On-campus housing filled to capacity

There are 1,190 beds at Eastern, and every single one is currently filled. However, there are far more than 1,190 students attending Eastern this semester, and every one of them needs a place to sleep. This appears to fly in the face of Eastern’s housing policy, which states that all students are required to live on campus. The situation poses several questions, such as whether doubles will become triples, or whether a new dorm will have to be built.

Bettie Ann Brigham, vice president of student development, clarifies Eastern’s housing policy by pointing out that students are only required to live on campus if space is available for them. Even if space is available, there are still exceptions to the rule. For example, students who live at home can commute to campus regardless of whether space is available for them on campus.

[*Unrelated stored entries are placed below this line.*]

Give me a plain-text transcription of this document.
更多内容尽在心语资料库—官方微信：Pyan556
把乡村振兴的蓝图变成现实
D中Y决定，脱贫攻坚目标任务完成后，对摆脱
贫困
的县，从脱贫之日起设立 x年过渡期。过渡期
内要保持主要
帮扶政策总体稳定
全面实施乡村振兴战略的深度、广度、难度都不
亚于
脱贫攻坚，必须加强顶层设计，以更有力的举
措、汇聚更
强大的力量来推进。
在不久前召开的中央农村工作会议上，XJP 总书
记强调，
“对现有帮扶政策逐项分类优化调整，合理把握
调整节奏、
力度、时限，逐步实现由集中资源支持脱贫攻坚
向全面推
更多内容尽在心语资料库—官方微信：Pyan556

While there are doubles that have been converted into triples, they are rare, and few of them are forced conversions.

“Most over-occupancy situations occur voluntarily,” Brigham said. “It usually happens because a student wants to live in a particular dorm that is already filled, so the student volunteers to move into a double with friends.”

Because there are fewer rooms available for men this semester, most students in over-occupancy situations are male. In fact, because more men were accepted into Eastern this semester, a floor in Doane hall was converted from a women’s floor to a men’s floor.

Eastern’s population is growing at a steady rate. Fortunately, the administration is fully aware of this and is keeping a watchful eye on the situation. However, this does not necessarily mean that a new dormitory will be built.

“We do have plenty of legal building space left, but we have a number of projects in the works for those areas,” Brigham said. “When the time comes to expand, we will have to look at how great the need for a new dorm is.”

What will most likely occur is that the school will examine niche housing, building small expansions onto existing buildings and fitting them with apartment or suite-style housing, Brigham said.

Another possibility is that the university will rent properties off campus to accommodate housing. This method has been used by the school in the past. Eastern rented property in nearby Bryn Mawr several years ago, known as Pennswood Hall. It housed students for approximately five years until the added space became unnecessary.

“It actually proved to be quite popular,” Brigham said. “In the beginning, the students who were sent there were upset. They felt that they were being marginalized, being forced off campus. But pretty soon it became the most popular dorm at the school. When Eagle was built and the program was discontinued, the residents were actually very upset.”